At present there is a large market for collectable items from the Soviet era and Soviet shoes and boots can trade for large sums of money. In addition, there are new makes of shoes branded as ‘Soviet’, that come with a retro feel.


The rise of the internet has meant that trading in memorabilia of any kind is easier than ever before and there is now a market for anything you can think of and that includes all types of military equipment. Soviet shoes and boots from all era’s trade for high prices on internet auction sites and anyone versed in collecting Soviet memorabilia will be aware of the interest that these items can spark.

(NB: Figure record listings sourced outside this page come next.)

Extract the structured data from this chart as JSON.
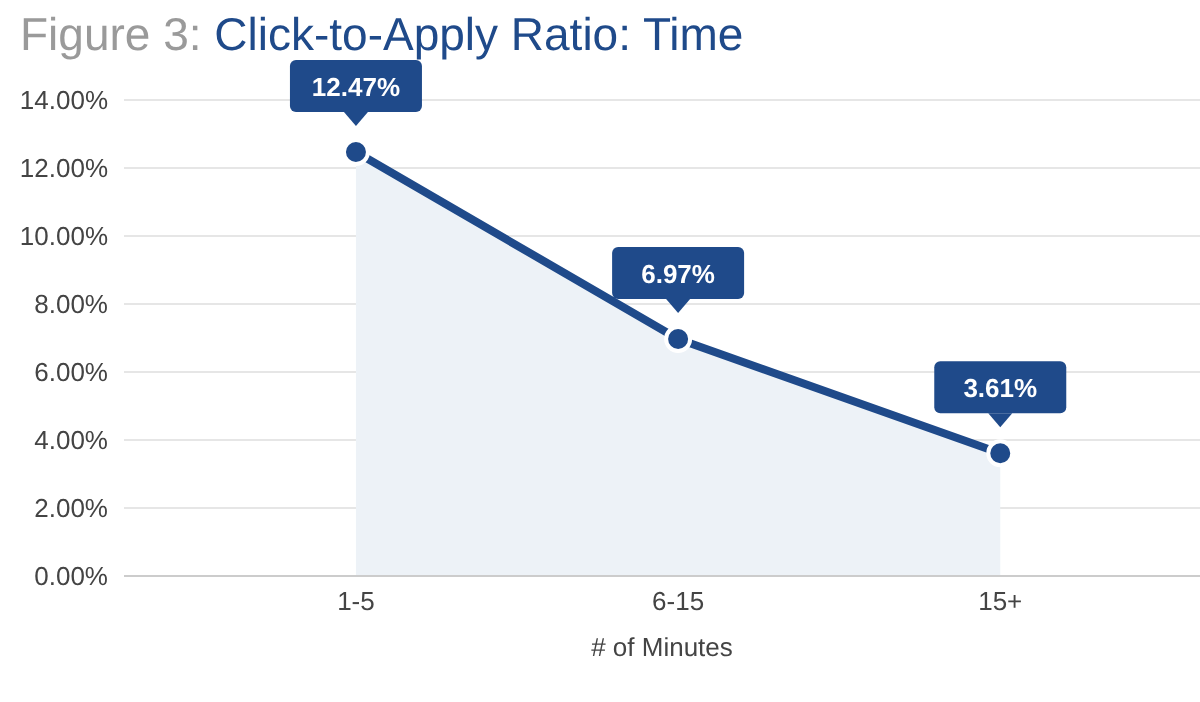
{
  "chart_data": {
    "type": "area",
    "title": "Figure 3:",
    "subtitle": "Click-to-Apply Ratio: Time",
    "xlabel": "# of Minutes",
    "categories": [
      "1-5",
      "6-15",
      "15+"
    ],
    "series": [
      {
        "color": "#1f4a8a",
        "values": [
          12.47,
          6.97,
          3.61
        ],
        "value_labels": [
          "12.47%",
          "6.97%",
          "3.61%"
        ]
      }
    ],
    "ylim": [
      0,
      14
    ],
    "yticks": [
      {
        "value": 0,
        "label": "0.00%"
      },
      {
        "value": 2,
        "label": "2.00%"
      },
      {
        "value": 4,
        "label": "4.00%"
      },
      {
        "value": 6,
        "label": "6.00%"
      },
      {
        "value": 8,
        "label": "8.00%"
      },
      {
        "value": 10,
        "label": "10.00%"
      },
      {
        "value": 12,
        "label": "12.00%"
      },
      {
        "value": 14,
        "label": "14.00%"
      }
    ],
    "grid": "y",
    "marker": "circle"
  }
}
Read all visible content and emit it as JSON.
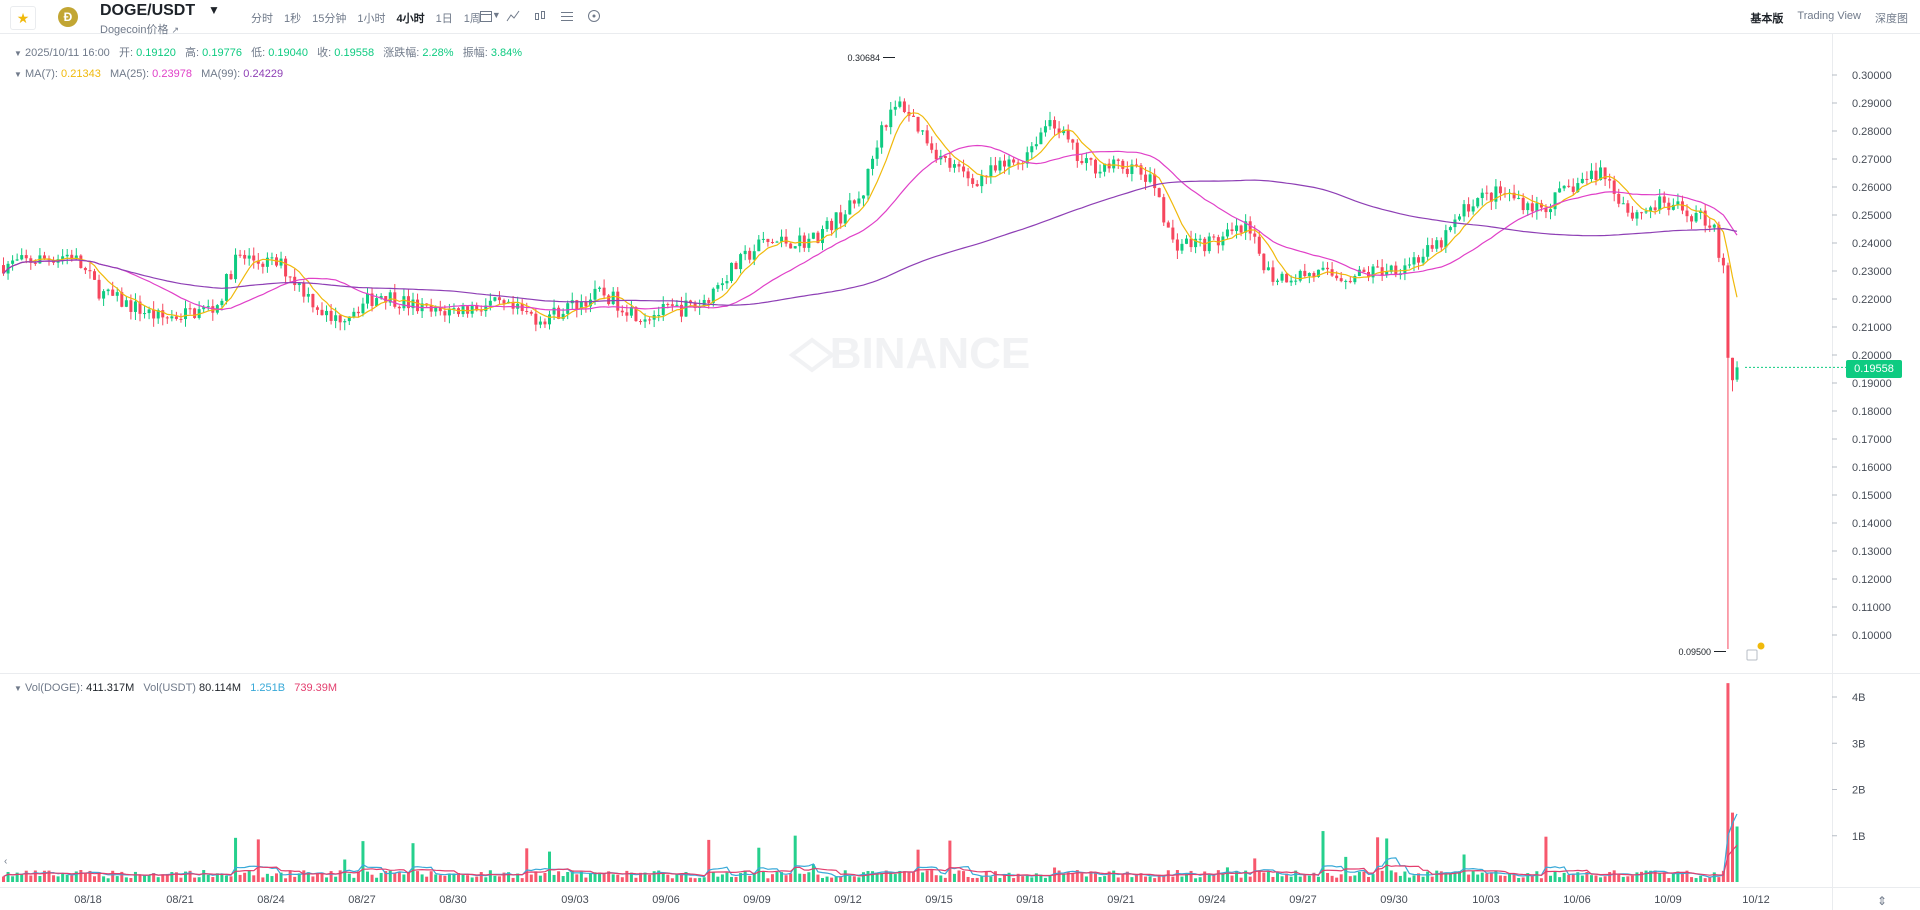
{
  "header": {
    "pair": "DOGE/USDT",
    "subtitle": "Dogecoin价格",
    "intervals": [
      "分时",
      "1秒",
      "15分钟",
      "1小时",
      "4小时",
      "1日",
      "1周"
    ],
    "active_interval": "4小时",
    "views": [
      "基本版",
      "Trading View",
      "深度图"
    ],
    "active_view": "基本版"
  },
  "ohlc": {
    "date": "2025/10/11 16:00",
    "open_label": "开:",
    "open": "0.19120",
    "high_label": "高:",
    "high": "0.19776",
    "low_label": "低:",
    "low": "0.19040",
    "close_label": "收:",
    "close": "0.19558",
    "change_label": "涨跌幅:",
    "change": "2.28%",
    "amp_label": "振幅:",
    "amp": "3.84%"
  },
  "ma": {
    "ma7_label": "MA(7):",
    "ma7": "0.21343",
    "ma25_label": "MA(25):",
    "ma25": "0.23978",
    "ma99_label": "MA(99):",
    "ma99": "0.24229"
  },
  "volume": {
    "vol_doge_label": "Vol(DOGE):",
    "vol_doge": "411.317M",
    "vol_usdt_label": "Vol(USDT)",
    "vol_usdt": "80.114M",
    "ma1": "1.251B",
    "ma2": "739.39M",
    "axis": [
      "4B",
      "3B",
      "2B",
      "1B"
    ]
  },
  "price_axis": [
    "0.30000",
    "0.29000",
    "0.28000",
    "0.27000",
    "0.26000",
    "0.25000",
    "0.24000",
    "0.23000",
    "0.22000",
    "0.21000",
    "0.20000",
    "0.19000",
    "0.18000",
    "0.17000",
    "0.16000",
    "0.15000",
    "0.14000",
    "0.13000",
    "0.12000",
    "0.11000",
    "0.10000"
  ],
  "current_price": "0.19558",
  "high_marker": "0.30684",
  "low_marker": "0.09500",
  "watermark": "BINANCE",
  "date_axis": [
    "08/18",
    "08/21",
    "08/24",
    "08/27",
    "08/30",
    "09/03",
    "09/06",
    "09/09",
    "09/12",
    "09/15",
    "09/18",
    "09/21",
    "09/24",
    "09/27",
    "09/30",
    "10/03",
    "10/06",
    "10/09",
    "10/12"
  ],
  "colors": {
    "up": "#0ecb81",
    "down": "#f6465d",
    "ma7": "#f0b90b",
    "ma25": "#e040c8",
    "ma99": "#8e3fb5",
    "vol_ma1": "#38a9d8",
    "vol_ma2": "#e33e6e"
  }
}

Footwear with a military history will always reach the highest prices and Soviet boots from World War II through to the end of the Communist era are highly sought after. Every day shoes and basic Soviet footwear can also be purchased online however and there remains a healthy market for this style.


If you’re looking for something modern that gives an acknowledgement to Soviet shoes then you could look at the new brands that have made their way onto the market.

One of the most famous of these is branded as ‘Soviet’ and first made its way into shops in the early days of the new Russia. Its range is based on heavy, durable boots and footwear and the company is open about the nostalgic theme that runs through all of their products.


In addition, it’s also possible to buy new versions of Valenki, the traditional Russian felt boot that was designed to last through the harshest of Soviet winters.

Valenki are traditionally made from wool felt and are designed for walking on dry snow as they are not waterproof. They have been in existence for centuries but their use has died out in recent times as the climate in certain parts of Russia has changed and slush has appeared where once there was nothing but ice.

Table thumping

Perhaps the most famous Soviet shoe of all belonged to Nikita Khrushchev, First Secretary of the Soviet Communist Party from 1958 to 1964.

At a meeting of the UN General Assembly in New York in 1960, Khrushchev became visibly agitated at a speech made by Lorenzo Sumulong of the Philippines. In the speech, the Soviet Union was accused of ‘swallowing up’ Eastern Europe and depriving its citizens of “the free exercise of their civil and political rights”.

Khrushchev was furious but there are conflicting reports as to what happened next. Some eye witnesses suggested he removed a shoe and pounded the table with it but apart from one clearly doctored photograph, there is no real evidence to support an alleged incident that is commonly held as a ‘fact’.